Hambantota is a small, arid town in the south where some citizens were fuming last year that by closing a busy road to build a port, the government had sacrificed their livelihoods.
But last week, it became "the golden gateway of marvel to the new world,'' after the partly completed Chinese project named, with moderation, the 'Magam Ruhunupura Mahinda Rajapaksa Port', was inaugurated.
I am skeptical about the "new world'' bit but the 'new Sri Lanka' has President Mahinda Rajapaksa all over it. In names and cutouts, and in pictures, posters and policies; and as the government keeps reminding us, in people's minds and hearts.
He is also in people's pockets. Fresh as mint from a famous war victory last year, the Central Bank issued a commemorative Rs 1,000 note with Rajapaksa's picture on one side and soldiers hoisting the Sri Lankan flag - like five US marines did at Iwo Jima in Japan in World War II - on the reverse.

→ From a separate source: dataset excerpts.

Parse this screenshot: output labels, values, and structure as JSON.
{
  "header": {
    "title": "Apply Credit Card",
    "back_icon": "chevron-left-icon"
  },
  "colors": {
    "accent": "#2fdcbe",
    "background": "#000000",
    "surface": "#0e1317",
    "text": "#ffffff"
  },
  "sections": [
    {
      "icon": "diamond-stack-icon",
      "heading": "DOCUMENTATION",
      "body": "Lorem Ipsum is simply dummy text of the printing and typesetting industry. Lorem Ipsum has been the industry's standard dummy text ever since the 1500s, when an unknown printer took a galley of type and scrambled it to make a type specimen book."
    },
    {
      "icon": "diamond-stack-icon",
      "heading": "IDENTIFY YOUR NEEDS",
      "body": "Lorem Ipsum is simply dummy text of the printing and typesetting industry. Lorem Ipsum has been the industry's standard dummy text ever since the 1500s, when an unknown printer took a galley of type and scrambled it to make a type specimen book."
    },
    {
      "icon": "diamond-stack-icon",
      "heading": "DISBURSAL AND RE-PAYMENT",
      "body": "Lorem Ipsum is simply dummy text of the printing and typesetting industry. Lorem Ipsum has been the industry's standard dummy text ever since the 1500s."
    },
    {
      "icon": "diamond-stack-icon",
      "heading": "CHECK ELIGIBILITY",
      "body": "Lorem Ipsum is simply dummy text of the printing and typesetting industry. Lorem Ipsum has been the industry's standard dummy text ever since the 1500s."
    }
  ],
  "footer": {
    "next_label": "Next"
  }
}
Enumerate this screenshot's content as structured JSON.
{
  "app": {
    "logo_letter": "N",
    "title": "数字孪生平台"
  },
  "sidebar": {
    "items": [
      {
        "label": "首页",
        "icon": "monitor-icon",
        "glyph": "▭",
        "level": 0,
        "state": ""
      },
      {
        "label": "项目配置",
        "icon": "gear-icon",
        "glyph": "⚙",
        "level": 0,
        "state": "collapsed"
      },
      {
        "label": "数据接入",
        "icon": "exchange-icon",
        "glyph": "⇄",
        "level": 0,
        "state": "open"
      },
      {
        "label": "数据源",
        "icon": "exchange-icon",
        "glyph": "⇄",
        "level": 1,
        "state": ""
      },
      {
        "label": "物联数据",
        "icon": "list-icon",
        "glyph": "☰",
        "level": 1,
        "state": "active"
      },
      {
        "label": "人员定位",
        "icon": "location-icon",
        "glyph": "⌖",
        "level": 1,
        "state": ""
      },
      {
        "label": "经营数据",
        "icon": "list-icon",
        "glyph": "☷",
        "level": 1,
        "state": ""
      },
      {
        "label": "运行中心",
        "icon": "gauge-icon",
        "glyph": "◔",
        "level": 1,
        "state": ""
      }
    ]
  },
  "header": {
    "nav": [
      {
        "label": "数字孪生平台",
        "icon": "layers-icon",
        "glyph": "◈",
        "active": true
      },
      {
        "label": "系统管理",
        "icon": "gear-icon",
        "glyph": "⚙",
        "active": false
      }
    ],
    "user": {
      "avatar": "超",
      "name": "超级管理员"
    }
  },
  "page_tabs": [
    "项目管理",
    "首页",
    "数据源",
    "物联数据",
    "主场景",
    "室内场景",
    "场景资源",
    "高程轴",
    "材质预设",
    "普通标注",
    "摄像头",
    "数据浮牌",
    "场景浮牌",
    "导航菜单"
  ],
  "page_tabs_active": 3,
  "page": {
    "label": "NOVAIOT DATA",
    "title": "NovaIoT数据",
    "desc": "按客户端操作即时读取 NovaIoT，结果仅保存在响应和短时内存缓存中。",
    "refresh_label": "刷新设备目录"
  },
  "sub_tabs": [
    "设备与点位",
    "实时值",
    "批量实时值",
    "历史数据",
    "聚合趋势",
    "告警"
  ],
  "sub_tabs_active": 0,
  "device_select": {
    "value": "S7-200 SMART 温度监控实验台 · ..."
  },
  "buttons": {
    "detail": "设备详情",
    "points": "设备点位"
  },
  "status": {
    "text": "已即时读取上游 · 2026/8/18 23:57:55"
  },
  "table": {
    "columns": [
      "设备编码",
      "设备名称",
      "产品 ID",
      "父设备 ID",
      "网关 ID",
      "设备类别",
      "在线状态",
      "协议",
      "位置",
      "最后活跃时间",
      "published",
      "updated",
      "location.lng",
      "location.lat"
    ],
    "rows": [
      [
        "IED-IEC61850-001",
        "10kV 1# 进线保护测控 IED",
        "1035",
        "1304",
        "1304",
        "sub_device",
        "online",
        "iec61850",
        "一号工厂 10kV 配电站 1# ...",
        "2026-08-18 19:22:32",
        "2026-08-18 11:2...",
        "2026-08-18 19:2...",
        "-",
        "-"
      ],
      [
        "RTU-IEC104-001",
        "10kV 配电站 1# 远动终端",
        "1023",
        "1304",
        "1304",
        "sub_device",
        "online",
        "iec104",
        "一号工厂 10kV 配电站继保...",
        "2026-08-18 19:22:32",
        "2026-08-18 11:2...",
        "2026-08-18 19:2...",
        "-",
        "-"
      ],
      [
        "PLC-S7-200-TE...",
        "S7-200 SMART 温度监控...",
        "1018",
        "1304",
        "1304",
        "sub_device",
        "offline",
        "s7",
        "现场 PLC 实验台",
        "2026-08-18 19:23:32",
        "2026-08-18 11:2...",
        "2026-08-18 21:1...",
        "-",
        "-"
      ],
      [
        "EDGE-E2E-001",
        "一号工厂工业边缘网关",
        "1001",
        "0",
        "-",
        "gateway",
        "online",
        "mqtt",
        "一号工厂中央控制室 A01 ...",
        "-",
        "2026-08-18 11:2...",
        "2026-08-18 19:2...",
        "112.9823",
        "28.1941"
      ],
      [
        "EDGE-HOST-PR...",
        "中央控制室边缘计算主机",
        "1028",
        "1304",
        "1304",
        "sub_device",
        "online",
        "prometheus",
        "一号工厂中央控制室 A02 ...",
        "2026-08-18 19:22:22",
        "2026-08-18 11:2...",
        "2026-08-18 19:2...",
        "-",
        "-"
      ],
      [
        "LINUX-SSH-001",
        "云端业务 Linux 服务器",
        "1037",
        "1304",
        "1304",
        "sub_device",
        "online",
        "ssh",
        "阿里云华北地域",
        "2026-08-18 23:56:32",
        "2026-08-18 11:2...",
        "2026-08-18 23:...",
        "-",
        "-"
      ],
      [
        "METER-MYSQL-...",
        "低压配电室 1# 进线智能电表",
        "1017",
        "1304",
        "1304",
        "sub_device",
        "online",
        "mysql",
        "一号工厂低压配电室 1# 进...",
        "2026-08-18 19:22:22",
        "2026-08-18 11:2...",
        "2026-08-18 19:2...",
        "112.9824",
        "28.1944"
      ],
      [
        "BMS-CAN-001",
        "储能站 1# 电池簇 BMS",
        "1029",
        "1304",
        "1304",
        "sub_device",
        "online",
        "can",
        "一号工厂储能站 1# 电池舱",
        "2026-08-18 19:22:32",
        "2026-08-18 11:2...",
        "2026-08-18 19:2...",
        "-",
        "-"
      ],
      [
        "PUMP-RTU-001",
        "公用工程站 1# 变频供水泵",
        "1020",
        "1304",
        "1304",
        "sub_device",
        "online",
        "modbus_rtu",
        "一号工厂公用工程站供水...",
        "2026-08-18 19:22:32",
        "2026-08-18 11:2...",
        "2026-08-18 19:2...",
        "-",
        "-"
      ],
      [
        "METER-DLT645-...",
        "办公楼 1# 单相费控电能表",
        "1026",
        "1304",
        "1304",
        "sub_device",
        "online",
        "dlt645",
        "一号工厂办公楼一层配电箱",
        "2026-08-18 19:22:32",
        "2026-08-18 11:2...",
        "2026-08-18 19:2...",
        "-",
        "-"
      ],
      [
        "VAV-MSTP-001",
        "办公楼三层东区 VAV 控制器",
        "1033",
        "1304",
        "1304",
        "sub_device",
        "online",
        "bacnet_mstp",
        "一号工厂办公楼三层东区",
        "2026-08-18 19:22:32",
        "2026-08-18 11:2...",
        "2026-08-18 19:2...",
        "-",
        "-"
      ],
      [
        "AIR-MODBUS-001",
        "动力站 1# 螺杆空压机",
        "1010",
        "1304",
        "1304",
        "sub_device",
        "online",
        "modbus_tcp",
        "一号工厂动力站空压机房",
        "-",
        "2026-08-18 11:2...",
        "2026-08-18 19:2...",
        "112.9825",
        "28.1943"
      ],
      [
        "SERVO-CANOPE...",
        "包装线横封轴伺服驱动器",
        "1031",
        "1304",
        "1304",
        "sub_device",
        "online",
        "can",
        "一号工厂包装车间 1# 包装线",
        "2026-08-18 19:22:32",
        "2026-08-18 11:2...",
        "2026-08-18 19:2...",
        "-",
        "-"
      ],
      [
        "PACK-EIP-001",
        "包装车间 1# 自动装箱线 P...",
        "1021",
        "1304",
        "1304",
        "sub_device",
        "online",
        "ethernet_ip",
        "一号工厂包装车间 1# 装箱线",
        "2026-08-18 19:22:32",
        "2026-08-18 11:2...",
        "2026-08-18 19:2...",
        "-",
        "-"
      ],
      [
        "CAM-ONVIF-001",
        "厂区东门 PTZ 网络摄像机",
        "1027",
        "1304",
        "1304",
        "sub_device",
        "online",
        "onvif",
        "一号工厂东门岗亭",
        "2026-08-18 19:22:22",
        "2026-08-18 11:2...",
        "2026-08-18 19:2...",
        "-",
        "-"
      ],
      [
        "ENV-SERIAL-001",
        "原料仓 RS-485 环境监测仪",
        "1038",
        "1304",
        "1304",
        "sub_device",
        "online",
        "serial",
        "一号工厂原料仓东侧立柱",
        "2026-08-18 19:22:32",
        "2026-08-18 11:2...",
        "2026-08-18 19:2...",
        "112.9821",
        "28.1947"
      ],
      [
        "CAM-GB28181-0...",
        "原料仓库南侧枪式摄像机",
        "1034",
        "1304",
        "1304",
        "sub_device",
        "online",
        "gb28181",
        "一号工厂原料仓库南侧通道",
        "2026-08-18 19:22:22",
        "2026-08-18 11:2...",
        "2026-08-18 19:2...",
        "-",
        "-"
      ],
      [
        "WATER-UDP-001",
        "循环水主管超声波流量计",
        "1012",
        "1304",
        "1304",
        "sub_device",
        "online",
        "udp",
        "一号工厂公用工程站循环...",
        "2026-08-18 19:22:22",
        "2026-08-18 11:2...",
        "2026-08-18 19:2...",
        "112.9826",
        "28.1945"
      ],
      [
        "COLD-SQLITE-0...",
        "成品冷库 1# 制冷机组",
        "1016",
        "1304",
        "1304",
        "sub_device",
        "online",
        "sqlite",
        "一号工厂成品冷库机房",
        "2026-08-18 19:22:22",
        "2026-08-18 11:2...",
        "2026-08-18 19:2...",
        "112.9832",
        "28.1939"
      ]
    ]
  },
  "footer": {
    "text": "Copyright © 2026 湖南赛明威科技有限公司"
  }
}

Misty-eyed with pleasure, I occasionally boast a couple of the widely circulated notes in my thin purse. If it was meant to put Rajapaksa's stamp of authority on the country's post-war developments, it's done more than its worth.
A minister put it eloquently when he sulked and asked why, should a legend not be honoured in his lifetime. Exactly. What's wrong with being honoured unlike many leaders bestowed currency only after death? Why, Rajapaksa could have added the names of his family members to the port's name or their pictures on other currency notes. He didn't. With great power comes great responsibility and greater restraint. As we know by now.
A news report suggested that the health ministry would soon implement a scheme under which children born on November 18 - Rajapaksa's birthday - will be given gifts, rewards and cash (could be in bundles of commemorative Rs 1,000 notes.) The government's policies, incidentally, are bunched under the title 'Mahinda Chintana.'
While Rajapaksa got himself a 21-gun salute at the inauguration of his second term, India maintained a low-key presence at the function. Minister of state for external affairs, Preneet Kaur's visit was a quiet one. Clearly, the thunder belonged to someone else.